Live Chat Support directly in Settings
UPDATE: in what appears to be a switch on the server end, Google has disabled this feature on my phone some hours after I got to try it out.
In the 7.1 preview the Settings screen has two tabs at the top: “All” and “Support”. In the Support tab are buttons for “Phone” and “Chat” support (chat is available from 8am to 11pm Central Standard Time, otherwise the chat button is grayed out and inactive). Also are the “Search help & send feedback” and “Explore tips & tricks” options on the bottom. The killer feature, though, is the live chat support. In the Pixel phones you can share screenshots in the chat window but not in the preview on the Nexus. Nevertheless, it’s still helpful (you see what I did there) to be able to get live chat support even without screenshot sharing. When I used it there was one issue I encountered (it’s a beta after all).

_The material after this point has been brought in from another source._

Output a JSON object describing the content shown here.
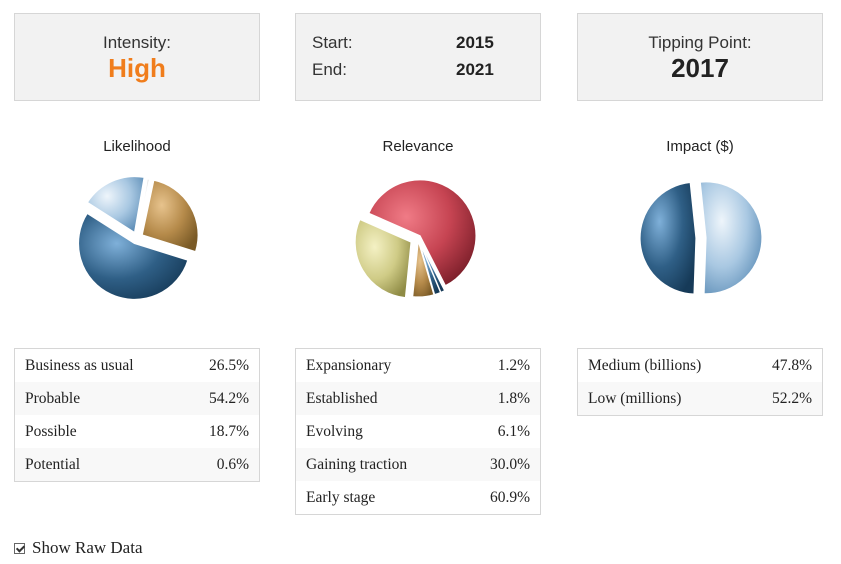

After the support representative ends the chat you’ll see a “Take Survey” link at the bottom of the chat window but the survey never loaded for me.
Odds and Ends
How To Turn LED Notifications Back On
Bizarrely, the notification LED on my Nexus 6P is turned off by default on 7.1. To turn it back on, go to Settings/Notifications, tap the Advanced settings icon on the top right and toggle “Pulse notification light”.
Night Light’s method was changed by Google in the 7.1 preview, and only the Pixel phones have the hardware drivers to support it. Night Light changes the display to a reddish hue at night at night (studies show blue light apparently interferes with the sleep cycle, hence this feature which eliminates blue light on your screen). Unfortunately, Nexus users won’t be seeing this new implementation of Night Light unless third-party options are employed.

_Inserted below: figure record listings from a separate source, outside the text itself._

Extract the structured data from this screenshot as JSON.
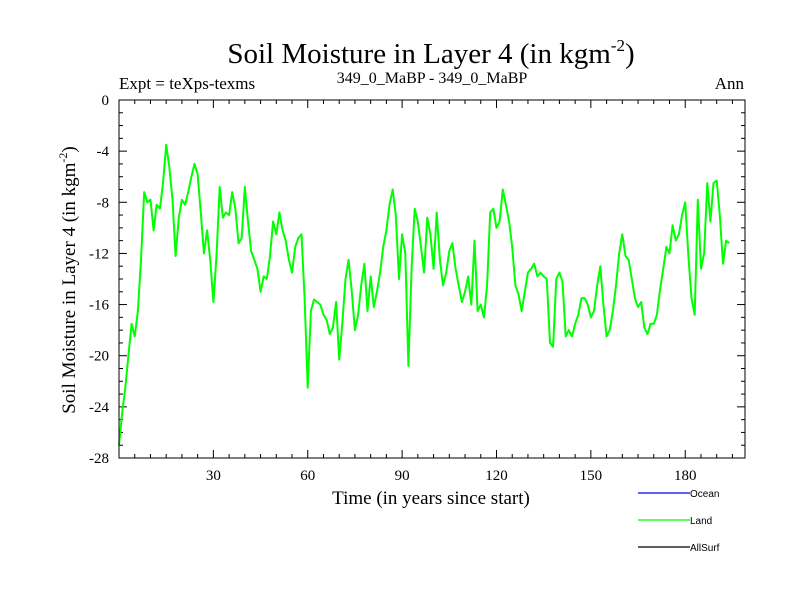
{
  "chart_data": {
    "type": "line",
    "title": "Soil Moisture in Layer 4 (in kgm",
    "title_sup": "-2",
    "title_close": ")",
    "subtitle_left": "Expt = teXps-texms",
    "subtitle_center": "349_0_MaBP - 349_0_MaBP",
    "subtitle_right": "Ann",
    "xlabel": "Time (in years since start)",
    "ylabel": "Soil Moisture in Layer 4 (in kgm",
    "ylabel_sup": "-2",
    "ylabel_close": ")",
    "xlim": [
      0,
      199
    ],
    "ylim": [
      -28,
      0
    ],
    "xticks": [
      30,
      60,
      90,
      120,
      150,
      180
    ],
    "yticks": [
      0,
      -4,
      -8,
      -12,
      -16,
      -20,
      -24,
      -28
    ],
    "series": [
      {
        "name": "Ocean",
        "color": "#0000ff",
        "values": []
      },
      {
        "name": "Land",
        "color": "#00ff00",
        "x_start": 0,
        "x_step": 1,
        "values": [
          -27.0,
          -24.5,
          -22.5,
          -20.0,
          -17.5,
          -18.5,
          -16.5,
          -12.5,
          -7.2,
          -8.0,
          -7.8,
          -10.2,
          -8.2,
          -8.5,
          -6.5,
          -3.5,
          -5.2,
          -7.8,
          -12.2,
          -9.2,
          -7.8,
          -8.2,
          -7.2,
          -6.0,
          -5.0,
          -5.8,
          -8.8,
          -12.0,
          -10.2,
          -12.5,
          -15.8,
          -12.2,
          -6.8,
          -9.2,
          -8.8,
          -9.0,
          -7.2,
          -8.5,
          -11.2,
          -10.8,
          -6.8,
          -9.5,
          -11.8,
          -12.5,
          -13.2,
          -15.0,
          -13.8,
          -14.0,
          -12.2,
          -9.5,
          -10.5,
          -8.8,
          -10.2,
          -11.0,
          -12.5,
          -13.5,
          -11.5,
          -10.8,
          -10.5,
          -15.5,
          -22.5,
          -16.5,
          -15.6,
          -15.8,
          -16.0,
          -16.8,
          -17.2,
          -18.3,
          -17.8,
          -15.8,
          -20.3,
          -17.5,
          -14.0,
          -12.5,
          -15.0,
          -18.0,
          -16.8,
          -14.5,
          -12.8,
          -16.5,
          -13.8,
          -16.2,
          -15.0,
          -13.5,
          -11.5,
          -10.2,
          -8.2,
          -7.0,
          -9.0,
          -14.0,
          -10.5,
          -12.0,
          -20.8,
          -13.2,
          -8.5,
          -9.5,
          -11.5,
          -13.5,
          -9.2,
          -10.5,
          -13.2,
          -8.8,
          -12.5,
          -14.5,
          -13.5,
          -11.8,
          -11.2,
          -13.2,
          -14.5,
          -15.8,
          -15.0,
          -13.8,
          -16.0,
          -11.0,
          -16.5,
          -16.0,
          -17.0,
          -14.5,
          -8.8,
          -8.5,
          -10.0,
          -9.5,
          -7.0,
          -8.2,
          -9.5,
          -11.5,
          -14.5,
          -15.2,
          -16.5,
          -15.0,
          -13.5,
          -13.2,
          -12.8,
          -13.8,
          -13.5,
          -13.8,
          -14.0,
          -19.0,
          -19.3,
          -14.0,
          -13.5,
          -14.2,
          -18.5,
          -18.0,
          -18.5,
          -17.5,
          -16.8,
          -15.5,
          -15.5,
          -16.0,
          -17.0,
          -16.5,
          -14.5,
          -13.0,
          -16.0,
          -18.5,
          -18.0,
          -16.5,
          -14.5,
          -12.0,
          -10.5,
          -12.2,
          -12.5,
          -14.0,
          -15.5,
          -16.2,
          -15.8,
          -17.8,
          -18.3,
          -17.5,
          -17.5,
          -16.8,
          -14.8,
          -13.2,
          -11.5,
          -12.0,
          -9.8,
          -11.0,
          -10.5,
          -9.0,
          -8.0,
          -12.2,
          -15.5,
          -16.8,
          -7.8,
          -13.2,
          -12.0,
          -6.5,
          -9.5,
          -6.5,
          -6.3,
          -9.0,
          -12.8,
          -11.0,
          -11.2
        ]
      },
      {
        "name": "AllSurf",
        "color": "#000000",
        "values": []
      }
    ]
  }
}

Another feature Nexus users won’t be seeing in 7.1 is the fingerprint-scanner-swipe gesture to show the notification shade without having to swipe down on the display. Again, hardware support is lacking in Nexus devices so this will also be exclusive to Pixel phones.
Even though many Android 7.1 features are exclusive to Pixel phones, there are still compelling features available in the Developer Preview for the Nexus 6P, 5X and Pixel C tablet, especially (in my opinion) app shortcuts in the stock 7.1 launcher (aka Google Now Launcher). There are also a host of other more minor features I haven’t had the opportunity to review. Nexus 6 and 9 users will join the fun in November’s second Developer Preview build, and I imagine I’ll be taking that build for a spin on my Nexus 6P as well.